- Aurora Location within Maine Aurora Location within the United States
- Coordinates: 44°52′12″N 68°16′30″W﻿ / ﻿44.87000°N 68.27500°W
- Country: United States
- State: Maine
- County: Hancock

Area
- • Total: 39.25 sq mi (101.66 km^{2})
- • Land: 37.66 sq mi (97.54 km^{2})
- • Water: 1.59 sq mi (4.12 km^{2})
- Elevation: 262 ft (80 m)

Population (2020)
- • Total: 93
- • Density: 2.6/sq mi (1/km^{2})
- Time zone: UTC-5 (Eastern (EST))
- • Summer (DST): UTC-4 (EDT)
- ZIP code: 04408
- Area code: 207
- FIPS code: 23-02165
- GNIS feature ID: 582335
- Website: Town website

= Aurora, Maine =

Aurora is a town in Hancock County, Maine, United States. The town was named for the goddess of dawn. The population was 93 at the 2020 census.

The Brick School House, a historic schoolhouse, is located in Aurora. It was built in 1827 and is the oldest standing public brick structure in Hancock County.

The Airline Community School (a pre-school through eighth grade school) serves the Aurora Community, as well as the communities of Great Pond, Osborn, and Amherst.

==Geography==
According to the United States Census Bureau, the town has a total area of 39.25 sqmi, of which 37.66 sqmi is land and 1.59 sqmi is water.

==Demographics==

Historical population
| Census | Pop. | Note | %± |
| 1840 | 149 |  | — |
| 1850 | 217 |  | 45.6% |
| 1860 | 277 |  | 27.6% |
| 1870 | 212 |  | −23.5% |
| 1880 | 212 |  | 0.0% |
| 1890 | 175 |  | −17.5% |
| 1900 | 152 |  | −13.1% |
| 1910 | 114 |  | −25.0% |
| 1920 | 95 |  | −16.7% |
| 1930 | 86 |  | −9.5% |
| 1940 | 81 |  | −5.8% |
| 1950 | 91 |  | 12.3% |
| 1960 | 75 |  | −17.6% |
| 1970 | 72 |  | −4.0% |
| 1980 | 110 |  | 52.8% |
| 1990 | 82 |  | −25.5% |
| 2000 | 121 |  | 47.6% |
| 2010 | 114 |  | −5.8% |
| 2020 | 93 |  | −18.4% |
U.S. Decennial Census

===2010 census===
As of the census of 2010, there were 114 people, 46 households, and 29 families living in the town. The population density was 3.0 PD/sqmi. There were 105 housing units at an average density of 2.8 /sqmi. The racial makeup of the town was 99.1% White and 0.9% from two or more races. Hispanic or Latino of any race were 0.9% of the population.

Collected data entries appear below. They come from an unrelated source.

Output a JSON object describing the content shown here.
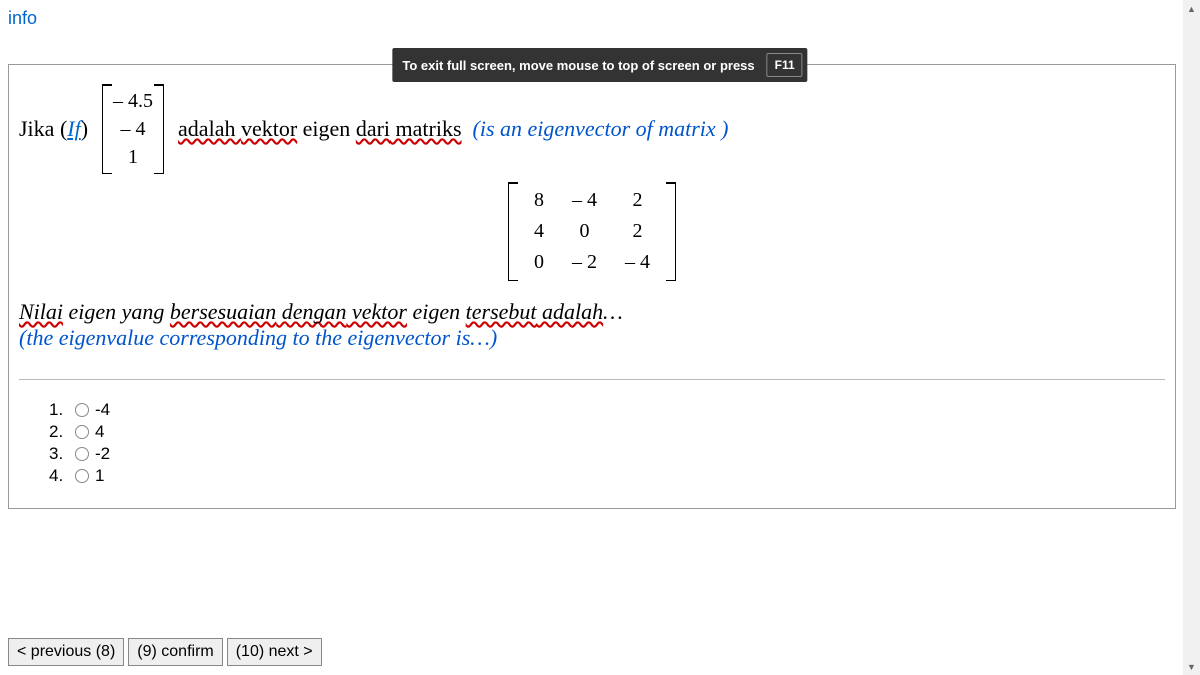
{
  "header": {
    "info_label": "info",
    "fullscreen_text": "To exit full screen, move mouse to top of screen or press",
    "fullscreen_key": "F11"
  },
  "question": {
    "jika": "Jika (",
    "if": "If ",
    "jika_close": ")",
    "vector": [
      "– 4.5",
      "– 4",
      "1"
    ],
    "adalah": "adalah ",
    "vektor_eigen": "vektor",
    "eigen_word": " eigen ",
    "dari": "dari",
    "matriks": " matriks",
    "is_eigen": "(is an eigenvector of matrix )",
    "matrix": [
      [
        "8",
        "– 4",
        "2"
      ],
      [
        "4",
        "0",
        "2"
      ],
      [
        "0",
        "– 2",
        "– 4"
      ]
    ],
    "nilai": "Nilai",
    "eigen_yang": " eigen yang ",
    "bersesuaian": "bersesuaian",
    "dengan": " dengan",
    "vektor2": " vektor",
    "eigen2": " eigen ",
    "tersebut": "tersebut",
    "adalah2": " adalah",
    "ellipsis": "…",
    "translation2": "(the eigenvalue corresponding to the eigenvector is…)",
    "options": [
      {
        "num": "1.",
        "label": "-4"
      },
      {
        "num": "2.",
        "label": "4"
      },
      {
        "num": "3.",
        "label": "-2"
      },
      {
        "num": "4.",
        "label": "1"
      }
    ]
  },
  "nav": {
    "prev": "< previous (8)",
    "confirm": "(9) confirm",
    "next": "(10) next >"
  }
}
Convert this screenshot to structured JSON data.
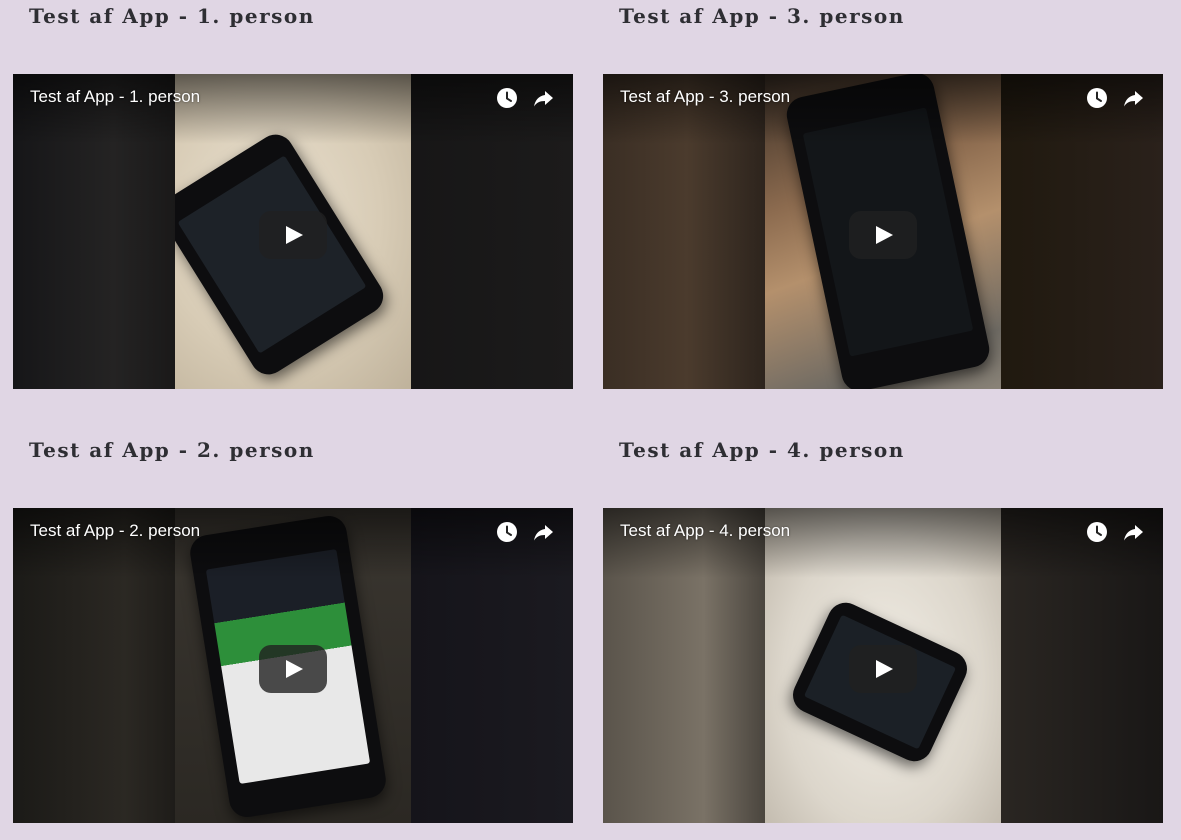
{
  "videos": [
    {
      "section_title": "Test af App - 1. person",
      "video_title": "Test af App - 1. person",
      "watch_later_icon": "clock-icon",
      "share_icon": "share-arrow-icon",
      "play_icon": "play-icon"
    },
    {
      "section_title": "Test af App - 3. person",
      "video_title": "Test af App - 3. person",
      "watch_later_icon": "clock-icon",
      "share_icon": "share-arrow-icon",
      "play_icon": "play-icon"
    },
    {
      "section_title": "Test af App - 2. person",
      "video_title": "Test af App - 2. person",
      "watch_later_icon": "clock-icon",
      "share_icon": "share-arrow-icon",
      "play_icon": "play-icon"
    },
    {
      "section_title": "Test af App - 4. person",
      "video_title": "Test af App - 4. person",
      "watch_later_icon": "clock-icon",
      "share_icon": "share-arrow-icon",
      "play_icon": "play-icon"
    }
  ],
  "colors": {
    "page_background": "#e0d6e4",
    "heading_text": "#2e2e33",
    "overlay_text": "#ffffff",
    "play_button": "#212121"
  }
}
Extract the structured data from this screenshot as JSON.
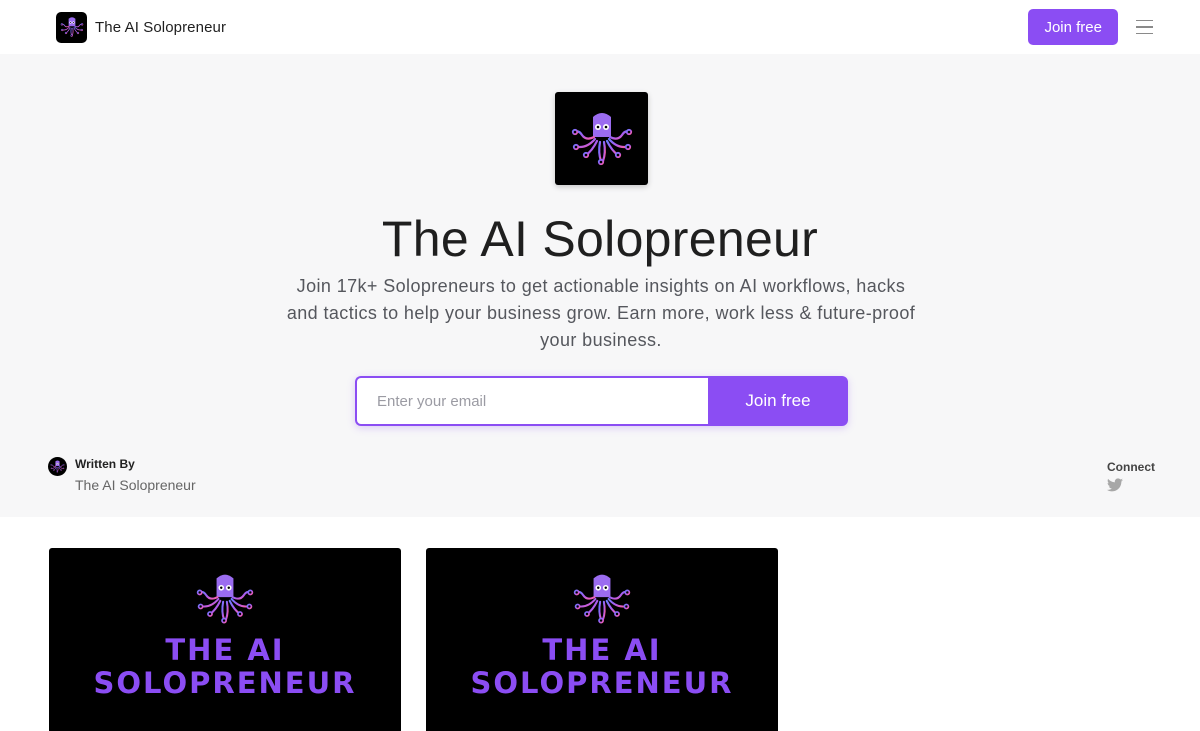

There were 46 households, of which 23.9% had children under the age of 18 living with them, 54.3% were married couples living together, 8.7% had a female householder with no husband present, and 37.0% were non-families. 30.4% of all households were made up of individuals, and 6.5% had someone living alone who was 65 years of age or older. The average household size was 2.48 and the average family size was 3.17.

The median age in the town was 39.3 years. 28.1% of residents were under the age of 18; 3.5% were between the ages of 18 and 24; 26.3% were from 25 to 44; 33.3% were from 45 to 64; and 8.8% were 65 years of age or older. The gender makeup of the town was 53.5% male and 46.5% female.

===2000 census===
As of the census of 2000, there were 121 people, 50 households, and 28 families living in the town. The population density was 3.2 PD/sqmi. There were 119 housing units at an average density of 3.2 /sqmi. The racial makeup of the town was 98.35% White, 0.83% from other races, and 0.83% from two or more races.

There were 50 households, out of which 34.0% had children under the age of 18 living with them, 40.0% were married couples living together, 12.0% had a female householder with no husband present, and 44.0% were non-families. 30.0% of all households were made up of individuals, and 2.0% had someone living alone who was 65 years of age or older. The average household size was 2.42 and the average family size was 3.14.

In the town, the population was spread out, with 30.6% under the age of 18, 5.0% from 18 to 24, 29.8% from 25 to 44, 25.6% from 45 to 64, and 9.1% who were 65 years of age or older. The median age was 35 years. For every 100 females there were 124.1 males. For every 100 females age 18 and over, there were 115.4 males.

The median income for a household in the town was $26,250, and the median income for a family was $27,083. Males had a median income of $36,875 versus $17,083 for females. The per capita income for the town was $11,794. There were 22.2% of families and 14.0% of the population living below the poverty line, including 14.3% of under eighteens and 8.3% of those over 64.